Bencana Sumatera: Ribuan Korban, Ratusan Ribu Pengungsi, dan Pertanyaan tentang Status Nasional

📊 Fakta Lapangan Data terbaru dari BNPB mencatat:

  • 867 orang tewas, 521 orang hilang, dan lebih dari 4.200 orang luka-luka.
  • 835 ribu jiwa harus mengungsi, tersebar di Aceh, Sumatera Utara, dan Sumatera Barat.
  • Infrastruktur rusak parah: 405 jembatan, 270 fasilitas kesehatan, 509 sekolah, dan lebih dari 121 ribu rumah hancur【edgegetpage_content】.

Skala bencana ini jelas luar biasa. Namun, hingga kini pemerintah belum menetapkan status bencana nasional. Pertanyaan besar pun muncul: mengapa?

🔍 Mengapa Tidak Ada Status Bencana Nasional? Ada beberapa alasan yang sering muncul dalam diskusi publik:

  • Implikasi politik dan ekonomi: Status bencana nasional akan menuntut keterlibatan penuh pemerintah pusat, termasuk transparansi anggaran dan audit besar-besaran.
  • Keterkaitan dengan izin tambang dan kehutanan: Banyak pihak menduga bahwa kerusakan lingkungan akibat deforestasi, alih fungsi lahan, dan tambang di Sumatera memperparah banjir dan longsor. Memberi status nasional bisa membuka kotak Pandora tentang siapa yang memberi izin dan siapa yang diuntungkan.
  • Menghindari sorotan internasional: Status nasional akan menarik perhatian dunia, dan bisa menimbulkan tekanan diplomatik terkait komitmen Indonesia terhadap lingkungan.

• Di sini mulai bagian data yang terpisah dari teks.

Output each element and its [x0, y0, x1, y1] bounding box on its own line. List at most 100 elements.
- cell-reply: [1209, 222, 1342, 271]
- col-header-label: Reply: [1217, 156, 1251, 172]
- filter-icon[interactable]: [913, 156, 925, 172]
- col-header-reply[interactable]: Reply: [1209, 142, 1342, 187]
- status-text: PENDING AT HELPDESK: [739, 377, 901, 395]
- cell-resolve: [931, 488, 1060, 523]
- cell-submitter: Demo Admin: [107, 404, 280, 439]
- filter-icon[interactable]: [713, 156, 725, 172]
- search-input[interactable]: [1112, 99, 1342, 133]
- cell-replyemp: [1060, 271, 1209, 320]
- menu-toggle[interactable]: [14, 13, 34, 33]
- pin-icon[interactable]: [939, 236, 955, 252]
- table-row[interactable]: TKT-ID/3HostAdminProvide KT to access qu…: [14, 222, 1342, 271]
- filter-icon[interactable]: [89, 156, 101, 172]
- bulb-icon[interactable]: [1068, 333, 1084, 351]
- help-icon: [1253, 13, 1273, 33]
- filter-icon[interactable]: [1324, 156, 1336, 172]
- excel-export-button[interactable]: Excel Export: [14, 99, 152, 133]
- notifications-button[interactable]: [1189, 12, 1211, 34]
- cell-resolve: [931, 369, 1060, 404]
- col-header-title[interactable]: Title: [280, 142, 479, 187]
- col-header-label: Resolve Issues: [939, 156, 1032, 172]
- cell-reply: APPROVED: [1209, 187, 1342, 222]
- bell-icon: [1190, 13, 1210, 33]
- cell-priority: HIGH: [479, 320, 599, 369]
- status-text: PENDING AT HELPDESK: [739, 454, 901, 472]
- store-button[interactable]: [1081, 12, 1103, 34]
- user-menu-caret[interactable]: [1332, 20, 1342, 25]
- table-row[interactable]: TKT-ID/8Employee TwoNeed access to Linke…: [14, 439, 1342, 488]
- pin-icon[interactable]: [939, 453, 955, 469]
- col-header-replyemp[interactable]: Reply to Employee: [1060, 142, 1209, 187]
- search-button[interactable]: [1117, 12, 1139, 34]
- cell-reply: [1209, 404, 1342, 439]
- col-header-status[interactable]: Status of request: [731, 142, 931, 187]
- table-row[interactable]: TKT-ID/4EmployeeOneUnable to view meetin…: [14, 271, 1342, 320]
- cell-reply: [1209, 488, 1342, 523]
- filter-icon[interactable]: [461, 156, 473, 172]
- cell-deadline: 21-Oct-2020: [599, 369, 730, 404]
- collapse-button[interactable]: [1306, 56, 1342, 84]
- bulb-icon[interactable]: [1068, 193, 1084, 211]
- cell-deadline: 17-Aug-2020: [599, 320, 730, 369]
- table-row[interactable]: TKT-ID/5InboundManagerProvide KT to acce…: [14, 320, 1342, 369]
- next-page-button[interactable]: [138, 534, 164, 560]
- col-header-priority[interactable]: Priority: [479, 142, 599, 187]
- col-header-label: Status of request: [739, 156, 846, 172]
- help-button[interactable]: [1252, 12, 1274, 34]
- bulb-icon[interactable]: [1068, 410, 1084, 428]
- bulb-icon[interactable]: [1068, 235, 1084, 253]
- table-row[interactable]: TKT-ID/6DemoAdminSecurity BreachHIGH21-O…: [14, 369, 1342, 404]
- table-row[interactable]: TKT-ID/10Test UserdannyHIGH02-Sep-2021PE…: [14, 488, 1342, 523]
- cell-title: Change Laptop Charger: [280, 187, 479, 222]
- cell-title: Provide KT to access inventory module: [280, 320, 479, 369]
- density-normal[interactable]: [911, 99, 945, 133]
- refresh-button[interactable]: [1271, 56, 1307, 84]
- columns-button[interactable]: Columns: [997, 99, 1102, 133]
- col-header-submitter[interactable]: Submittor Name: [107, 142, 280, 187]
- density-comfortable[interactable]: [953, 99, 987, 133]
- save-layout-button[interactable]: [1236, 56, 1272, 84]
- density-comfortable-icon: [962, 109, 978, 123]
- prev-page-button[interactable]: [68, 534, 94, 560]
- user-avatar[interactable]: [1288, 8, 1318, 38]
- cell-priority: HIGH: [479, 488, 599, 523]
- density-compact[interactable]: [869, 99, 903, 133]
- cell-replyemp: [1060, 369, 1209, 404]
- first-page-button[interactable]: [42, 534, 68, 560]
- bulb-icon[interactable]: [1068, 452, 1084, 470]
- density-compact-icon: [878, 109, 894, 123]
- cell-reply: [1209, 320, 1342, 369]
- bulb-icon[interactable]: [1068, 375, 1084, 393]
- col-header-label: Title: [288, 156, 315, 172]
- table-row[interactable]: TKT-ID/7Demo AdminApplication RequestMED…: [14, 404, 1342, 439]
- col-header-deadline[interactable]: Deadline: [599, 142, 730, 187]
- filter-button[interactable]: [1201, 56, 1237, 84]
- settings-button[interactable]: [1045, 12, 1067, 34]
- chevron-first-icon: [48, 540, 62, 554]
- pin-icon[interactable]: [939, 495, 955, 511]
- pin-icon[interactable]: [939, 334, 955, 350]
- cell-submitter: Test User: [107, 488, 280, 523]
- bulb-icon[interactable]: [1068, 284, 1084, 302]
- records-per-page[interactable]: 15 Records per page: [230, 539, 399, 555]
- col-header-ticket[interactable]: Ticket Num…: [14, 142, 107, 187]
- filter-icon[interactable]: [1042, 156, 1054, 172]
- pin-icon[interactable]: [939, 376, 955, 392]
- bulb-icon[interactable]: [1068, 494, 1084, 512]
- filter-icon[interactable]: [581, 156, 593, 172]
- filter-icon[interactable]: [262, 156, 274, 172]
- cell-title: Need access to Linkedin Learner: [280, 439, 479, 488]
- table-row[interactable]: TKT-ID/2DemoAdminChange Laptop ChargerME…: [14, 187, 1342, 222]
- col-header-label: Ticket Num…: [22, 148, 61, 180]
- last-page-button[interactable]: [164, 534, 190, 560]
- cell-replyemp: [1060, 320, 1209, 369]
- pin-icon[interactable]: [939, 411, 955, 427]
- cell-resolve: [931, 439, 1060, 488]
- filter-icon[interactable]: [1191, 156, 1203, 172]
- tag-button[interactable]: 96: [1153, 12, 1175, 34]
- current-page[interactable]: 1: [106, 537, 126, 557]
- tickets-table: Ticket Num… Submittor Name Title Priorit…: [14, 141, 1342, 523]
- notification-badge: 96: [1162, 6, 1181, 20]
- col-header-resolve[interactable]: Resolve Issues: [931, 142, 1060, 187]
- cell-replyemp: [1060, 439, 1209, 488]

🌲 Apa yang Disembunyikan? Bukan rahasia lagi bahwa:

  • Kementerian Kehutanan dan Lingkungan Hidup sering dikritik karena lemahnya pengawasan terhadap pembalakan liar dan izin konsesi hutan.
  • Perizinan tambang di Sumatera kerap diberikan tanpa kajian lingkungan yang memadai. Tambang batubara dan perkebunan sawit menjadi sorotan utama.
  • PT-PT besar di sektor tambang dan perkebunan sawit diduga memiliki kontribusi terhadap deforestasi yang memperparah banjir bandang. Nama-nama perusahaan sering muncul dalam laporan NGO, meski jarang disentuh dalam konferensi pers resmi.

⚖️ Siapa yang Bertanggung Jawab? Pertanggungjawaban seharusnya tidak berhenti pada BNPB atau pemerintah daerah. Ada rantai panjang:

  • Pemerintah pusat yang memberi izin tambang dan konsesi hutan.
  • Kementerian terkait yang lalai dalam pengawasan.
  • Perusahaan besar yang menikmati keuntungan dari eksploitasi alam tanpa memikirkan dampak sosial-ekologis.

Apakah mereka harus mundur? Dalam demokrasi yang sehat, mundur adalah bentuk tanggung jawab moral. Namun di Indonesia, mundur sering dianggap tabu. Padahal, publik berhak menuntut akuntabilitas.

Ironis sekali: ketika rakyat bergulat dengan lumpur dan kehilangan rumah, pejabat sibuk berdebat soal status bencana.

  • Kementerian Kehutanan seolah lebih sibuk menjaga izin konsesi daripada menjaga hutan.
  • Perizinan tambang berjalan mulus, sementara jalan evakuasi warga terputus.
  • PT besar yang dulu dielu-elukan sebagai penyumbang devisa, kini diam seribu bahasa ketika banjir bandang menelan korban.

Apakah jabatan lebih penting daripada nyawa? Jika iya, maka sejarah akan mencatat bahwa pemerintah lebih memilih melindungi tambang daripada rakyatnya.

Bencana Sumatera bukan sekadar tragedi alam. Ia adalah cermin dari kebijakan yang salah arah, dari izin tambang yang sembrono, dari hutan yang ditebang tanpa nurani. Status bencana nasional mungkin tidak diberikan, tetapi status krisis moral jelas sudah ada.